My friends and I meet a young man who crunches numbers for the federal government. His expression changes when I mention the novel, set in Pakistan, I’m writing. I ask if he knows much about Pakistan and, after a slight pause, he says he traveled there on business. I share a story from my trip there. He offers none of his own. He can’t explain exactly what he went there to count or what sights he saw, either. My friends and I exchange glances and let it go. If he keeps taking trips he can’t discuss, he’d better at steering conversations to avoid these moments.
Another friend dated an Army officer for a year. He could never say where he was traveling or why people trailed them down M Street. She assumed his work involved national security. She assumed the army job was cover for CIA work. She still talks about having dated someone in the intelligence community, and never questions her assumptions, his allegiance to the U.S. or his having been overseas the last two years with zero contact. It’s our version of rock star dating, and every groupie knows the quickest way to end the dream is to peek under the surface.
Locals rarely consider the possibility that their always-traveling friends might actually be helping an enemy outside or within. Many assume someone is monitoring the situation. Usually, someone is, summertime doldrums and nightmares be damned. Look for him, camping out in your neighborhood coffee shop, a few years from now.
The next time I see Joseph, his Blackberry’s been stolen.
“You know who did it?” I ask.
He glances from side to side. “This place is filled with thugs.”
“Maybe. But I bet you’ll have another by tomorrow.”

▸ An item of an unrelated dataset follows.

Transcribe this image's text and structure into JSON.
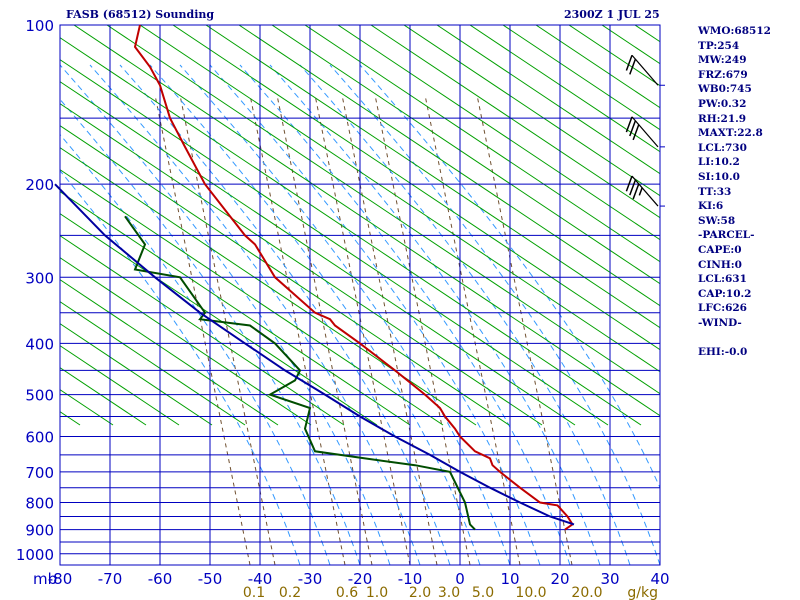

Joseph sits back. The chair squeaks under his weight. He throws up his hands and a girl nearby looks over and back at her laptop. “Of course. But how am I going to start the next world war in the meantime?”
His laugh swells until it fills the space. Heads bent over computers lift slowly, like the heat’s weighing them down. Eyes cut in our direction. Then everyone returns to what they were doing. You’d think people talk of starting wars in our backyard every day.